Le Pr Didier Samuel, du Comité national de coordination de la recherche (CNCR), reconnaît : « Ces dernières années, la durée de traitement des protocoles de recherche par les comités de protection des personnes et des dossiers par l’Agence nationale de sécurité du médicament et des produits de santé (ANSM), notamment pour les essais de phases précoces, s’est significativement améliorée. L’évolution vers un conventionnement unique permet également aux industriels de ne pas multiplier les démarches administratives avec les hôpitaux investigateurs ». La crise du Covid-19 a aussi favorisé la dématérialisation de certaines étapes (comme le consentement à distance ou le télémonotoring), qui montre que les rouages sont progressivement huilés. Tout jour gagné sur le processus de développement rend la France plus attractive en matière de recherche clinique. Ce qui constitue autant d’accès précoces des patients français aux innovations.
ORGANISATION DE LA RECHERCHE : LE MILLEFEUILLE FRANÇAIS
Les opérateurs de la recherche publique se répartissent entre universités, établissements de santé à triple vocation (soins, recherche, enseignement) et organismes de recherche publique (Inserm, CNRS, etc.), secondés par des fondations privées ou universitaires (Institut Pasteur, Carnot, etc.).

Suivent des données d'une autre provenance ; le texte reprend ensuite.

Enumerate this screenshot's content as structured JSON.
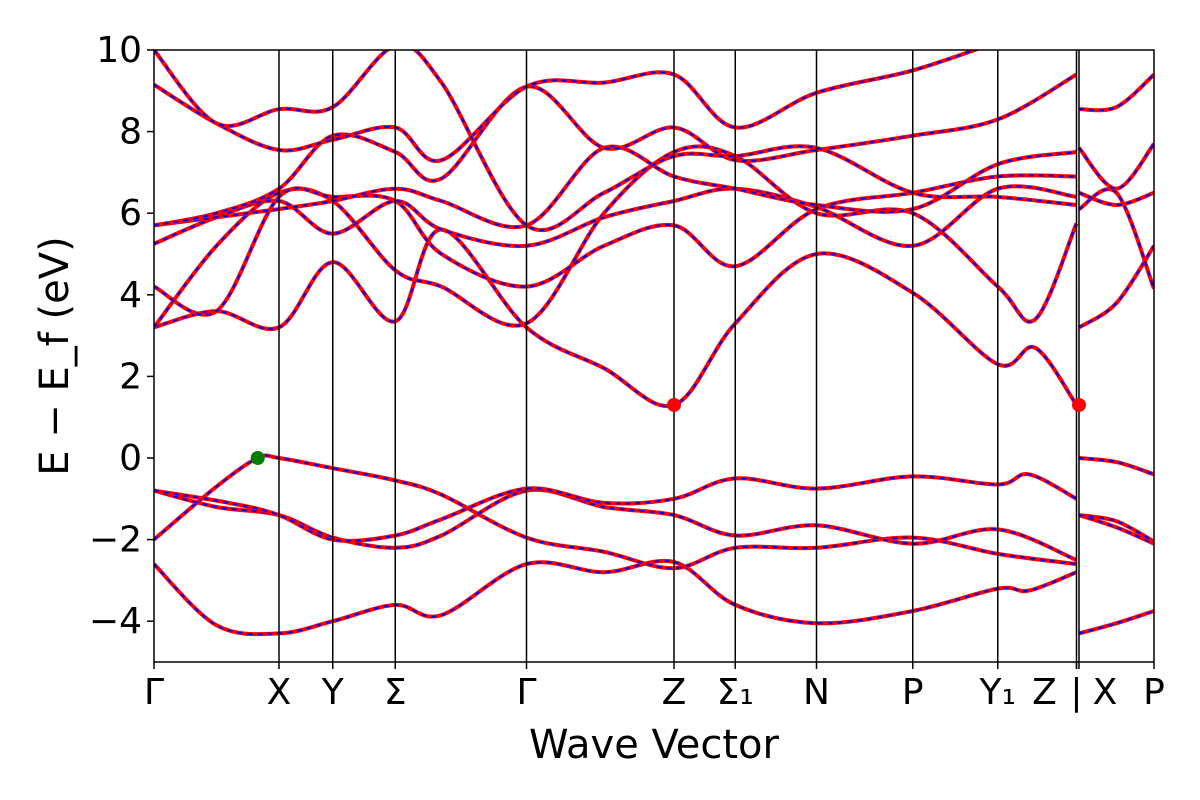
{
  "chart_data": {
    "type": "line",
    "xlabel": "Wave Vector",
    "ylabel": "E − E_f (eV)",
    "ylim": [
      -5,
      10
    ],
    "yticks": [
      -4,
      -2,
      0,
      2,
      4,
      6,
      8,
      10
    ],
    "grid": false,
    "legend": "none",
    "kpath": [
      {
        "label": "Γ",
        "x": 0.0
      },
      {
        "label": "X",
        "x": 1.0
      },
      {
        "label": "Y",
        "x": 1.43
      },
      {
        "label": "Σ",
        "x": 1.93
      },
      {
        "label": "Γ",
        "x": 2.98
      },
      {
        "label": "Z",
        "x": 4.16
      },
      {
        "label": "Σ₁",
        "x": 4.65
      },
      {
        "label": "N",
        "x": 5.3
      },
      {
        "label": "P",
        "x": 6.07
      },
      {
        "label": "Y₁",
        "x": 6.75
      },
      {
        "label": "Z",
        "x": 7.38
      },
      {
        "label": "|",
        "x": 7.38
      },
      {
        "label": "X",
        "x": 7.4
      },
      {
        "label": "P",
        "x": 8.0
      }
    ],
    "xrange": [
      0,
      8.0
    ],
    "colors": {
      "dft": "#0000ff",
      "wannier": "#ff0000",
      "vbm": "#008000",
      "cbm": "#ff0000"
    },
    "markers": [
      {
        "kind": "vbm",
        "x": 0.83,
        "y": 0.0
      },
      {
        "kind": "cbm",
        "x": 4.16,
        "y": 1.3
      },
      {
        "kind": "cbm",
        "x": 7.4,
        "y": 1.3
      }
    ],
    "bands": [
      {
        "name": "",
        "points": [
          [
            0,
            -2.6
          ],
          [
            0.5,
            -4.1
          ],
          [
            1.0,
            -4.3
          ],
          [
            1.43,
            -4.0
          ],
          [
            1.93,
            -3.6
          ],
          [
            2.3,
            -3.85
          ],
          [
            2.98,
            -2.6
          ],
          [
            3.6,
            -2.8
          ],
          [
            4.16,
            -2.55
          ],
          [
            4.65,
            -3.6
          ],
          [
            5.3,
            -4.05
          ],
          [
            6.07,
            -3.75
          ],
          [
            6.75,
            -3.2
          ],
          [
            7.0,
            -3.25
          ],
          [
            7.38,
            -2.8
          ]
        ]
      },
      {
        "name": "",
        "points": [
          [
            0,
            -2.0
          ],
          [
            0.5,
            -0.7
          ],
          [
            0.83,
            0.0
          ],
          [
            1.0,
            0.0
          ],
          [
            1.43,
            -0.25
          ],
          [
            1.93,
            -0.55
          ],
          [
            2.3,
            -0.9
          ],
          [
            2.98,
            -1.95
          ],
          [
            3.6,
            -2.3
          ],
          [
            4.16,
            -2.7
          ],
          [
            4.65,
            -2.2
          ],
          [
            5.3,
            -2.2
          ],
          [
            6.07,
            -1.95
          ],
          [
            6.75,
            -2.35
          ],
          [
            7.38,
            -2.6
          ]
        ]
      },
      {
        "name": "",
        "points": [
          [
            0,
            -0.8
          ],
          [
            0.5,
            -1.2
          ],
          [
            1.0,
            -1.4
          ],
          [
            1.43,
            -1.95
          ],
          [
            1.93,
            -2.2
          ],
          [
            2.3,
            -1.9
          ],
          [
            2.98,
            -0.8
          ],
          [
            3.6,
            -1.2
          ],
          [
            4.16,
            -1.4
          ],
          [
            4.65,
            -1.9
          ],
          [
            5.3,
            -1.65
          ],
          [
            6.07,
            -2.1
          ],
          [
            6.75,
            -1.75
          ],
          [
            7.38,
            -2.5
          ]
        ]
      },
      {
        "name": "",
        "points": [
          [
            0,
            -0.8
          ],
          [
            0.6,
            -1.1
          ],
          [
            1.0,
            -1.4
          ],
          [
            1.43,
            -2.0
          ],
          [
            1.93,
            -1.9
          ],
          [
            2.3,
            -1.5
          ],
          [
            2.98,
            -0.75
          ],
          [
            3.6,
            -1.1
          ],
          [
            4.16,
            -1.0
          ],
          [
            4.65,
            -0.5
          ],
          [
            5.3,
            -0.75
          ],
          [
            6.07,
            -0.45
          ],
          [
            6.75,
            -0.65
          ],
          [
            7.0,
            -0.4
          ],
          [
            7.38,
            -1.0
          ]
        ]
      },
      {
        "name": "",
        "points": [
          [
            0,
            3.2
          ],
          [
            0.5,
            3.6
          ],
          [
            1.0,
            3.2
          ],
          [
            1.43,
            4.8
          ],
          [
            1.93,
            3.35
          ],
          [
            2.3,
            5.6
          ],
          [
            2.98,
            3.2
          ],
          [
            3.6,
            2.2
          ],
          [
            4.16,
            1.3
          ],
          [
            4.65,
            3.3
          ],
          [
            5.3,
            5.0
          ],
          [
            6.07,
            4.05
          ],
          [
            6.75,
            2.3
          ],
          [
            7.05,
            2.7
          ],
          [
            7.38,
            1.3
          ]
        ]
      },
      {
        "name": "",
        "points": [
          [
            0,
            3.2
          ],
          [
            0.5,
            5.2
          ],
          [
            1.0,
            6.5
          ],
          [
            1.43,
            6.3
          ],
          [
            1.93,
            4.6
          ],
          [
            2.3,
            4.2
          ],
          [
            2.98,
            3.3
          ],
          [
            3.6,
            6.0
          ],
          [
            4.16,
            7.5
          ],
          [
            4.65,
            7.4
          ],
          [
            5.3,
            6.0
          ],
          [
            6.07,
            6.0
          ],
          [
            6.75,
            4.2
          ],
          [
            7.05,
            3.4
          ],
          [
            7.38,
            5.75
          ]
        ]
      },
      {
        "name": "",
        "points": [
          [
            0,
            4.2
          ],
          [
            0.5,
            3.6
          ],
          [
            1.0,
            6.4
          ],
          [
            1.43,
            6.4
          ],
          [
            1.93,
            6.3
          ],
          [
            2.3,
            5.0
          ],
          [
            2.98,
            4.2
          ],
          [
            3.6,
            5.2
          ],
          [
            4.16,
            5.7
          ],
          [
            4.65,
            4.7
          ],
          [
            5.3,
            6.1
          ],
          [
            6.07,
            6.5
          ],
          [
            6.75,
            6.9
          ],
          [
            7.38,
            6.9
          ]
        ]
      },
      {
        "name": "",
        "points": [
          [
            0,
            5.25
          ],
          [
            0.5,
            5.9
          ],
          [
            1.0,
            6.3
          ],
          [
            1.43,
            5.5
          ],
          [
            1.93,
            6.3
          ],
          [
            2.3,
            5.6
          ],
          [
            2.98,
            5.2
          ],
          [
            3.6,
            5.9
          ],
          [
            4.16,
            6.3
          ],
          [
            4.65,
            6.6
          ],
          [
            5.3,
            6.15
          ],
          [
            6.07,
            5.2
          ],
          [
            6.75,
            6.6
          ],
          [
            7.38,
            6.4
          ]
        ]
      },
      {
        "name": "",
        "points": [
          [
            0,
            5.7
          ],
          [
            0.5,
            5.9
          ],
          [
            1.0,
            6.1
          ],
          [
            1.43,
            6.3
          ],
          [
            1.93,
            6.6
          ],
          [
            2.3,
            6.3
          ],
          [
            2.98,
            5.7
          ],
          [
            3.6,
            7.6
          ],
          [
            4.16,
            6.9
          ],
          [
            4.65,
            6.6
          ],
          [
            5.3,
            6.2
          ],
          [
            6.07,
            6.1
          ],
          [
            6.75,
            7.2
          ],
          [
            7.38,
            7.5
          ]
        ]
      },
      {
        "name": "",
        "points": [
          [
            0,
            5.7
          ],
          [
            0.5,
            6.0
          ],
          [
            1.0,
            6.6
          ],
          [
            1.43,
            7.9
          ],
          [
            1.93,
            7.5
          ],
          [
            2.3,
            6.85
          ],
          [
            2.98,
            9.1
          ],
          [
            3.6,
            7.6
          ],
          [
            4.16,
            8.1
          ],
          [
            4.65,
            7.3
          ],
          [
            5.3,
            7.55
          ],
          [
            6.07,
            7.9
          ],
          [
            6.75,
            8.3
          ],
          [
            7.38,
            9.4
          ]
        ]
      },
      {
        "name": "",
        "points": [
          [
            0,
            9.15
          ],
          [
            0.5,
            8.2
          ],
          [
            1.0,
            7.55
          ],
          [
            1.43,
            7.8
          ],
          [
            1.93,
            8.1
          ],
          [
            2.3,
            7.3
          ],
          [
            2.98,
            9.1
          ],
          [
            3.6,
            9.2
          ],
          [
            4.16,
            9.4
          ],
          [
            4.65,
            8.1
          ],
          [
            5.3,
            8.95
          ],
          [
            6.07,
            9.5
          ],
          [
            6.75,
            10.2
          ]
        ]
      },
      {
        "name": "",
        "points": [
          [
            0,
            10.0
          ],
          [
            0.5,
            8.2
          ],
          [
            1.0,
            8.55
          ],
          [
            1.43,
            8.6
          ],
          [
            1.93,
            10.1
          ],
          [
            2.3,
            9.2
          ],
          [
            2.98,
            5.7
          ],
          [
            3.6,
            6.5
          ],
          [
            4.16,
            7.4
          ],
          [
            4.65,
            7.4
          ],
          [
            5.3,
            7.6
          ],
          [
            6.07,
            6.5
          ],
          [
            6.75,
            6.4
          ],
          [
            7.38,
            6.2
          ]
        ]
      },
      {
        "name": "",
        "points": [
          [
            7.4,
            -4.3
          ],
          [
            7.7,
            -4.05
          ],
          [
            8.0,
            -3.75
          ]
        ]
      },
      {
        "name": "",
        "points": [
          [
            7.4,
            -1.4
          ],
          [
            7.7,
            -1.7
          ],
          [
            8.0,
            -2.1
          ]
        ]
      },
      {
        "name": "",
        "points": [
          [
            7.4,
            -1.4
          ],
          [
            7.7,
            -1.55
          ],
          [
            8.0,
            -2.05
          ]
        ]
      },
      {
        "name": "",
        "points": [
          [
            7.4,
            0.0
          ],
          [
            7.7,
            -0.1
          ],
          [
            8.0,
            -0.4
          ]
        ]
      },
      {
        "name": "",
        "points": [
          [
            7.4,
            3.2
          ],
          [
            7.7,
            3.8
          ],
          [
            8.0,
            5.2
          ]
        ]
      },
      {
        "name": "",
        "points": [
          [
            7.4,
            6.1
          ],
          [
            7.7,
            6.5
          ],
          [
            8.0,
            4.15
          ]
        ]
      },
      {
        "name": "",
        "points": [
          [
            7.4,
            6.5
          ],
          [
            7.7,
            6.2
          ],
          [
            8.0,
            6.5
          ]
        ]
      },
      {
        "name": "",
        "points": [
          [
            7.4,
            7.6
          ],
          [
            7.7,
            6.6
          ],
          [
            8.0,
            7.7
          ]
        ]
      },
      {
        "name": "",
        "points": [
          [
            7.4,
            8.55
          ],
          [
            7.7,
            8.6
          ],
          [
            8.0,
            9.4
          ]
        ]
      }
    ]
  }
}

Ils sont placés sous la double tutelle (stratégique, organisationnelle et financière) du ministère de la Santé (pour les établissements de santé) et du ministère de l’Enseignement supérieur et de la recherche (pour les autres organismes impliqués). Entre ces deux strates figurent un ensemble d’agences de moyens ou d’évaluation : Agence nationale de la recherche (ANR), Agence nationale de recherches sur le sida et les hépatites virales-Maladies infectieuses émergentes (ANRS-MIE), Haut Conseil de l’évaluation de la recherche et de l’enseignement supérieur (HCERES), etc., chacune disposant de moyens et d’une stratégie propres. D’autres financeurs (fondations privées, collectivités, industriels, etc.) complètent les revenus des équipes. Certaines d’entre elles peuvent relever de plusieurs tutelles.
Parallèlement, le secteur privé – start-up, très petites, petites et moyennes entreprises (TPE-PME) de la santé, industries pharmaceutiques – forme le second pan de la recherche en santé.
Ce maillage est animé par de nombreuses interactions entre opérateurs publics (équipes communes, unités mixtes de recherche), ainsi qu’entre opérateurs publics et privés (financement de postes de chercheurs, conventionnements, etc.).